About 8,000 people attended protests in the capital, Bogota, the mayor’s office said.
“We are accompanying our young people, our children, our grandchildren, who still lack opportunities despite our struggles for so long,” lawyer Roberto Hermida, 68, told Reuters news agency.
Hermida said he wanted to provide more educational opportunities and better health care.
The protests began last month after the government of right-wing Colombian President Ivan Duque introduced tax reform that critics say would disproportionately harm the working and middle classes, already hit hard by the COVID-19 pandemic.
Duque withdrew the proposal, but protests continued as protesters broadened their list of demands to include the withdrawal of a healthcare reform project, an end to widespread violence in the country and measures to combat against economic inequalities.
The protests were marked by violence, but the exact death toll remains uncertain.

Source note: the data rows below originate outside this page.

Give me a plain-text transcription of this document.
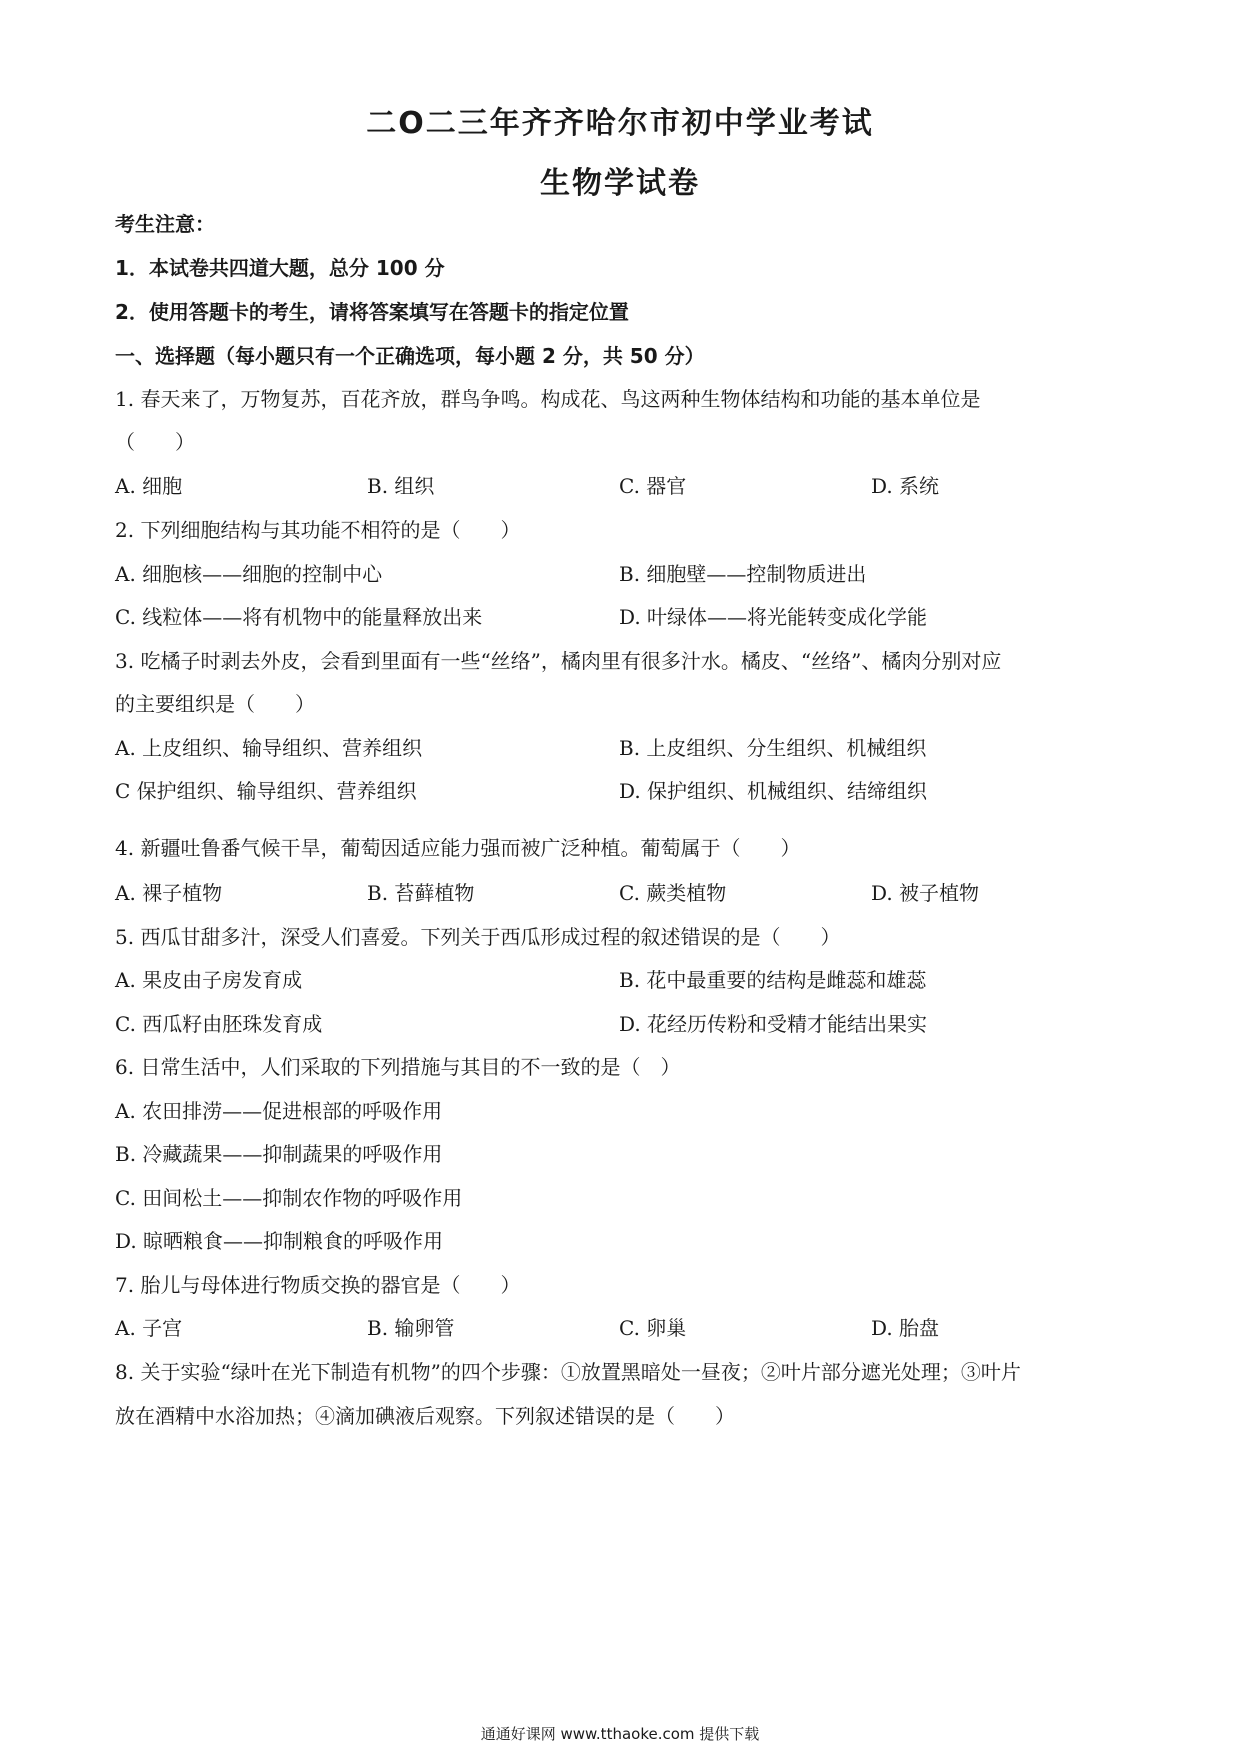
二O二三年齐齐哈尔市初中学业考试
生物学试卷
考生注意：
1．本试卷共四道大题，总分 100 分
2．使用答题卡的考生，请将答案填写在答题卡的指定位置
一、选择题（每小题只有一个正确选项，每小题 2 分，共 50 分）
1. 春天来了，万物复苏，百花齐放，群鸟争鸣。构成花、鸟这两种生物体结构和功能的基本单位是
（　　）
A. 细胞	B. 组织	C. 器官	D. 系统
2. 下列细胞结构与其功能不相符的是（　　）
A. 细胞核——细胞的控制中心	B. 细胞壁——控制物质进出
C. 线粒体——将有机物中的能量释放出来	D. 叶绿体——将光能转变成化学能
3. 吃橘子时剥去外皮，会看到里面有一些“丝络”，橘肉里有很多汁水。橘皮、“丝络”、橘肉分别对应
的主要组织是（　　）
A. 上皮组织、输导组织、营养组织	B. 上皮组织、分生组织、机械组织
C 保护组织、输导组织、营养组织	D. 保护组织、机械组织、结缔组织
4. 新疆吐鲁番气候干旱，葡萄因适应能力强而被广泛种植。葡萄属于（　　）
A. 裸子植物	B. 苔藓植物	C. 蕨类植物	D. 被子植物
5. 西瓜甘甜多汁，深受人们喜爱。下列关于西瓜形成过程的叙述错误的是（　　）
A. 果皮由子房发育成	B. 花中最重要的结构是雌蕊和雄蕊
C. 西瓜籽由胚珠发育成	D. 花经历传粉和受精才能结出果实
6. 日常生活中，人们采取的下列措施与其目的不一致的是（　）
A. 农田排涝——促进根部的呼吸作用
B. 冷藏蔬果——抑制蔬果的呼吸作用
C. 田间松土——抑制农作物的呼吸作用
D. 晾晒粮食——抑制粮食的呼吸作用
7. 胎儿与母体进行物质交换的器官是（　　）
A. 子宫	B. 输卵管	C. 卵巢	D. 胎盘
8. 关于实验“绿叶在光下制造有机物”的四个步骤：①放置黑暗处一昼夜；②叶片部分遮光处理；③叶片
放在酒精中水浴加热；④滴加碘液后观察。下列叙述错误的是（　　）
通通好课网 www.tthaoke.com 提供下载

The attorney general’s office confirmed 15 deaths linked to the protests, while a human rights group said the tally was over 40.
Duque blamed armed groups for most of the violence, but the United Nations and several rights groups condemned Colombian police for “opening fire” on protesters.

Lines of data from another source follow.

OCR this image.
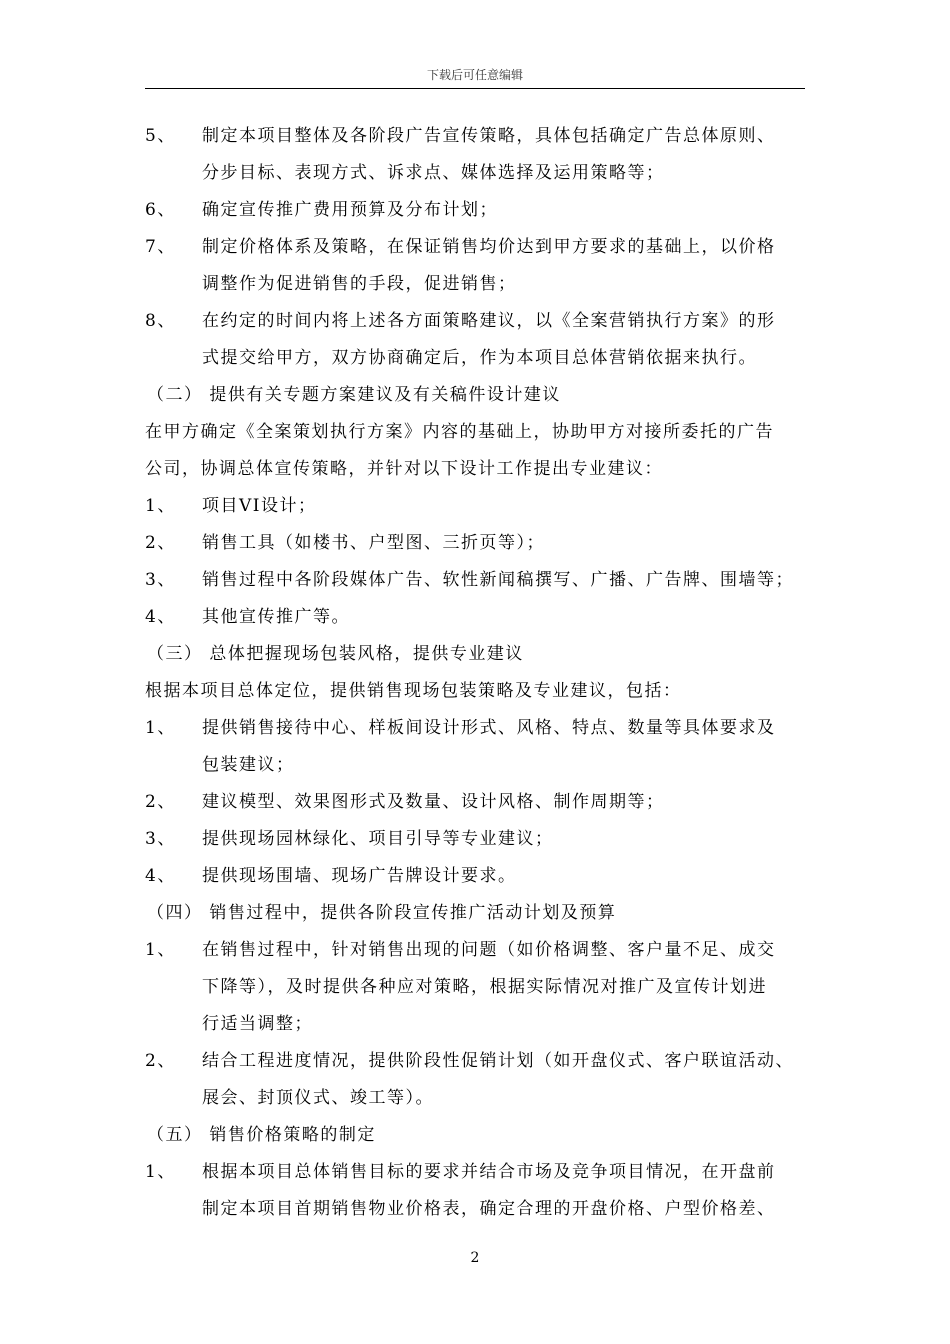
下载后可任意编辑
5、 制定本项目整体及各阶段广告宣传策略，具体包括确定广告总体原则、
分步目标、表现方式、诉求点、媒体选择及运用策略等；
6、 确定宣传推广费用预算及分布计划；
7、 制定价格体系及策略，在保证销售均价达到甲方要求的基础上，以价格
调整作为促进销售的手段，促进销售；
8、 在约定的时间内将上述各方面策略建议，以《全案营销执行方案》的形
式提交给甲方，双方协商确定后，作为本项目总体营销依据来执行。
（二） 提供有关专题方案建议及有关稿件设计建议
在甲方确定《全案策划执行方案》内容的基础上，协助甲方对接所委托的广告
公司，协调总体宣传策略，并针对以下设计工作提出专业建议：
1、 项目VI设计；
2、 销售工具（如楼书、户型图、三折页等）；
3、 销售过程中各阶段媒体广告、软性新闻稿撰写、广播、广告牌、围墙等；
4、 其他宣传推广等。
（三） 总体把握现场包装风格，提供专业建议
根据本项目总体定位，提供销售现场包装策略及专业建议，包括：
1、 提供销售接待中心、样板间设计形式、风格、特点、数量等具体要求及
包装建议；
2、 建议模型、效果图形式及数量、设计风格、制作周期等；
3、 提供现场园林绿化、项目引导等专业建议；
4、 提供现场围墙、现场广告牌设计要求。
（四） 销售过程中，提供各阶段宣传推广活动计划及预算
1、 在销售过程中，针对销售出现的问题（如价格调整、客户量不足、成交
下降等），及时提供各种应对策略，根据实际情况对推广及宣传计划进
行适当调整；
2、 结合工程进度情况，提供阶段性促销计划（如开盘仪式、客户联谊活动、
展会、封顶仪式、竣工等）。
（五） 销售价格策略的制定
1、 根据本项目总体销售目标的要求并结合市场及竞争项目情况，在开盘前
制定本项目首期销售物业价格表，确定合理的开盘价格、户型价格差、
2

Former President and Nobel Peace Prize Laureate Juan Manuel Santos on Wednesday urged Duque to take responsibility for police abuses.
“We need more gestures, we need more empathy and humility, and for the state to recognize, ‘Look, we have committed abuse,” Santos told W Radio.
The national strike committee, made up of major unions, student groups and others, has had several discussions with government officials over the protesters’ demands, but the two sides are not yet holding formal talks.
They are expected to meet with the government again on Thursday morning.
Meanwhile, Elizabeth Dickinson, Colombia’s senior analyst at the International Crisis Group, said the rallies demonstrated “deep social and economic inequality, frustration with police brutality, widespread mistrust of government “.
On the other side #Colombia today another day of mass mobilization is underway #ParoNacionalColombie reflecting deep social and economic inequalities, frustration with police brutality, widespread mistrust of government
Here are some of the emerging trends as we enter Day 21 of the Protests 🧵 pic.twitter.com/DjAa1lAX5k
– Elizabeth Dickinson (@dickinsonbeth) May 19, 2021
The protesters’ demands fall into two categories, Dickinson said on Twitter: social justice and security – and although both issues have been exacerbated by the COVID-19 pandemic, they are historic grievances.
The pandemic, which has killed more than 82,000 people, according to data from Johns Hopkins University, has also worsened long-standing economic inequalities.
“Protests are everywhere. The protests reflect a deep national crisis that transcends geography. Although grievances vary from region to region, the feeling of exasperation and frustration is shared, ”Dickinson wrote.
“The crisis is critical, deep and requires a severity that we have not yet seen,” she said.